Mining Linguistic Associations for Emergent Flood Prediction Adjustment

Institute for Research and Applications of Fuzzy Modeling, National Supercomputing Center IT4Innovations, Division of University of Ostrava, 30. dubna 22, 701 03 Ostrava, Czech Republic

Received 13 October 2013; Accepted 19 October 2013

Academic Editor: Salvatore Sessa

Copyright © 2013 Michal Burda et al.

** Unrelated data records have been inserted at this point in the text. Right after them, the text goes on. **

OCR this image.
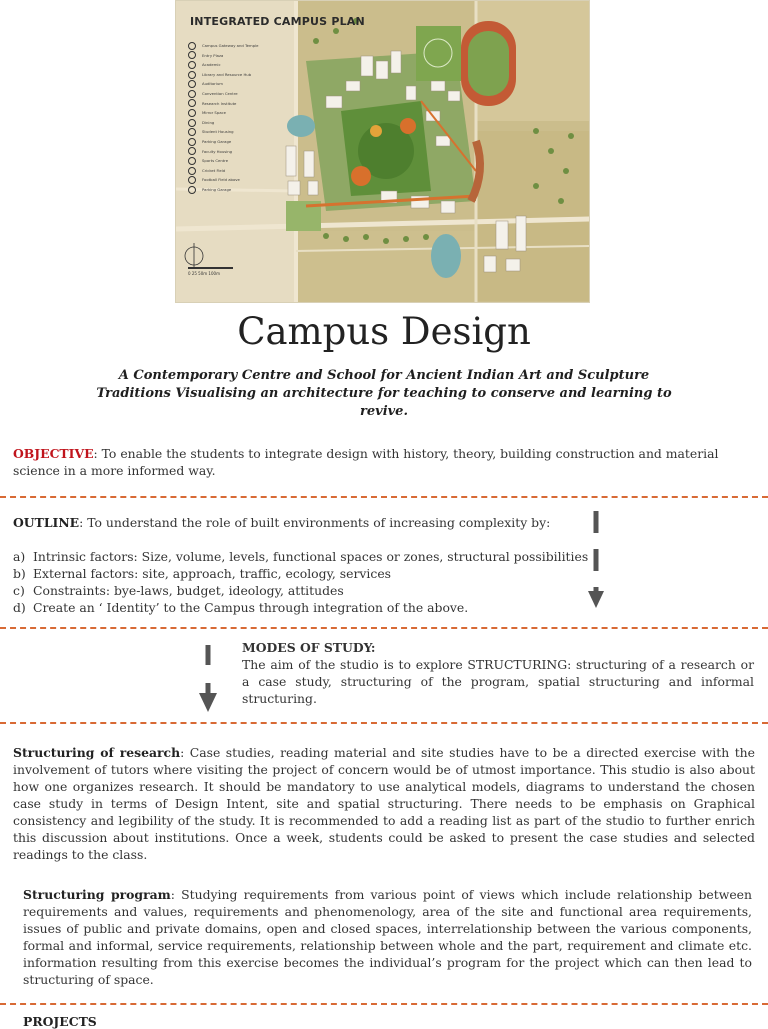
INTEGRATED CAMPUS PLAN
Campus Gateway and Temple
Entry Plaza
Academic
Library and Resource Hub
Auditorium
Convention Centre
Research Institute
Mirror Space
Dining
Student Housing
Parking Garage
Faculty Housing
Sports Centre
Cricket Field
Football Field above
Parking Garage
0 25 50m 100m
Campus Design
A Contemporary Centre and School for Ancient Indian Art and Sculpture Traditions Visualising an architecture for teaching to conserve and learning to revive.
OBJECTIVE: To enable the students to integrate design with history, theory, building construction and material science in a more informed way.
OUTLINE: To understand the role of built environments of increasing complexity by:
a) Intrinsic factors: Size, volume, levels, functional spaces or zones, structural possibilities
b) External factors: site, approach, traffic, ecology, services
c) Constraints: bye-laws, budget, ideology, attitudes
d) Create an ‘ Identity’ to the Campus through integration of the above.
MODES OF STUDY:
The aim of the studio is to explore STRUCTURING: structuring of a research or a case study, structuring of the program, spatial structuring and informal structuring.
Structuring of research: Case studies, reading material and site studies have to be a directed exercise with the involvement of tutors where visiting the project of concern would be of utmost importance. This studio is also about how one organizes research. It should be mandatory to use analytical models, diagrams to understand the chosen case study in terms of Design Intent, site and spatial structuring. There needs to be emphasis on Graphical consistency and legibility of the study. It is recommended to add a reading list as part of the studio to further enrich this discussion about institutions. Once a week, students could be asked to present the case studies and selected readings to the class.
Structuring program: Studying requirements from various point of views which include relationship between requirements and values, requirements and phenomenology, area of the site and functional area requirements, issues of public and private domains, open and closed spaces, interrelationship between the various components, formal and informal, service requirements, relationship between whole and the part, requirement and climate etc. information resulting from this exercise becomes the individual’s program for the project which can then lead to structuring of space.
PROJECTS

This is an open access article distributed under the Creative Commons Attribution License, which permits unrestricted use, distribution, and reproduction in any medium, provided the original work is properly cited.

Abstract

Floods belong to the most hazardous natural disasters and their disaster management heavily relies on precise forecasts. These forecasts are provided by physical models based on differential equations. However, these models do depend on unreliable inputs such as measurements or parameter estimations which causes undesirable inaccuracies. Thus, an appropriate data-mining analysis of the physical model and its precision based on features that determine distinct situations seems to be helpful in adjusting the physical model. An application of fuzzy GUHA method in flood peak prediction is presented. Measured water flow rate data from a system for flood predictions were used in order to mine fuzzy association rules expressed in natural language. The provided data was firstly extended by a generation of artificial variables (features). The resulting variables were later on translated into fuzzy GUHA tables with help of Evaluative Linguistic Expressions in order to mine associations. The found associations were interpreted as fuzzy IF-THEN rules and used jointly with the Perception-based Logical Deduction inference method to predict expected time shift of flow rate peaks forecasted by the given physical model. Results obtained from this adjusted model were statistically evaluated and the improvement in the forecasting accuracy was confirmed.